Écrire Une prisonnière se voit refuser un bilan médical complet

Le 25 février 2019, la Cour de cassation a confirmé la condamnation de Hajer Mansoor Hassan à trois ans d’emprisonnement. Depuis août 2018, Hajer Mansoor a une grosseur dans la poitrine ; elle craignait d’avoir un cancer. Les autorités ne l’ont pas informée des résultats de ses examens médicaux, dont une mammographie, et n’ont pas donné suite aux demandes répétées qu’elle a déposées pour consulter un spécialiste.

Le 24 février 2019, grâce à la mobilisation internationale en sa faveur, Hajer Mansoor a été emmenée à l’Hôpital des forces de défense de Bahreïn, où on lui a dit que la grosseur dans sa poitrine n’était pas cancéreuse. Le médecin a demandé qu’elle fasse immédiatement des radiographies urgentes, mais les policiers qui l’accompagnaient l’ont ramenée au Centre de détention pour femmes de Madinat Isa, sans la laisser passer d’examen médical complémentaire.

Hajer (variante orthographique : Hajar) Mansoor Hassan, 51 ans, est la belle-mère de Sayed Ahmed Alwadaei, responsable du travail de plaidoyer à l’Institut de Bahreïn pour les droits et la démocratie. Il s’est établi au Royaume-Uni en 2012. Depuis lors, les autorités bahreïnites le persécutent, ainsi que sa famille.

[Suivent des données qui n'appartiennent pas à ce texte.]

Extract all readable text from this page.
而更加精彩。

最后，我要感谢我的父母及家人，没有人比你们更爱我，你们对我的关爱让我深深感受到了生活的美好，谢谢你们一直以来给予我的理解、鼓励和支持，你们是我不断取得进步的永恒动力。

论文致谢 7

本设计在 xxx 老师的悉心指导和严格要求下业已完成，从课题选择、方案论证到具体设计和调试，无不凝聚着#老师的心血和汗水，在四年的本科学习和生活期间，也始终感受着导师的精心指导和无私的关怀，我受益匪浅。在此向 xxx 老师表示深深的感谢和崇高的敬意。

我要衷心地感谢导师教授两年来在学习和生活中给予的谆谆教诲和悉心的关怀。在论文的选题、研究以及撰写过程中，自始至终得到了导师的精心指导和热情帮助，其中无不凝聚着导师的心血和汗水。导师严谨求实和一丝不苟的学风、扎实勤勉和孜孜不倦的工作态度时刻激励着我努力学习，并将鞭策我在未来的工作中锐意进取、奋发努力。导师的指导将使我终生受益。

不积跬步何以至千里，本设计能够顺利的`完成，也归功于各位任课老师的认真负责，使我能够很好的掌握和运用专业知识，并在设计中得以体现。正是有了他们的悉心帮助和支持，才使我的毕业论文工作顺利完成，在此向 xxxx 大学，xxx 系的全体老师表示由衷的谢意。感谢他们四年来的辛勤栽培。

Le 25 février 2019, la Cour de cassation a confirmé la déclaration de culpabilité et la peine de Hajer Mansoor, de son fils Sayed Nizar (variante orthographique : Nazar) Alwadaei et de leur cousin, Mahmood Marzooq Mansoor. Ils avaient tous trois été condamnés à trois ans d’emprisonnement pour avoir « posé de fausses bombes » au sud-ouest de Manama, la capitale de Bahreïn, à l’issue d’un procès manifestement inique, sur la base d’« aveux » qui, selon eux, leur avaient été arrachés sous la torture. Les autorités ont mis trois jours à communiquer à Hajer Mansoor la décision de la Cour de cassation, bien qu’elle ait demandé à maintes reprises à être informée et à contacter son avocat à ce sujet.

En août 2018, Hajer Mansoor a constaté la présence d’une grosseur dans sa poitrine et a passé des examens médicaux, notamment une mammographie. Craignant d’avoir un cancer, elle a demandé à plusieurs reprises à consulter un spécialiste, mais les autorités pénitentiaires n’ont pas donné suite à ses requêtes. Le 24 février 2019, grâce à la mobilisation internationale en sa faveur, Hajer Mansoor a été emmenée à l’Hôpital des forces de défense du Bahreïn, où on lui a dit que la grosseur dans sa poitrine était un kyste non cancéreux. Le médecin qui l’a examinée a rédigé une note pour demander qu’elle passe des examens complémentaires, notamment des radiographies urgentes. Les radiographies auraient pu être effectuées immédiatement, pendant qu’elle se trouvait encore à l’hôpital. Cependant, les agents qui l’accompagnaient l’ont ramenée au Centre de détention de Madinat Isa. Hajer Mansoor leur a demandé quand un rendez-vous serait pris pour ses radiographies, et ils ont répondu : « peut-être dans un, deux ou trois mois ».

Le système pénitentiaire de Bahreïn est entaché par des problèmes réguliers de négligence, de retards et d’exercice arbitraire de l’autorité, allant dans certains cas jusqu’à des mauvais traitements intentionnels, ce qui fait que le traitement des détenus et des prisonniers est en deçà des normes minimales acceptables. Des soins médicaux sont dispensés au sein du système pénitentiaire, mais ils sont nettement insuffisants par rapport aux besoins et les détenus qui souhaitent en bénéficier se heurtent souvent à de la mauvaise foi, des interruptions, des retards et des refus. Rien ne saurait justifier le fait que Bahreïn ne fournisse pas des soins de santé adéquats à tous les prisonniers.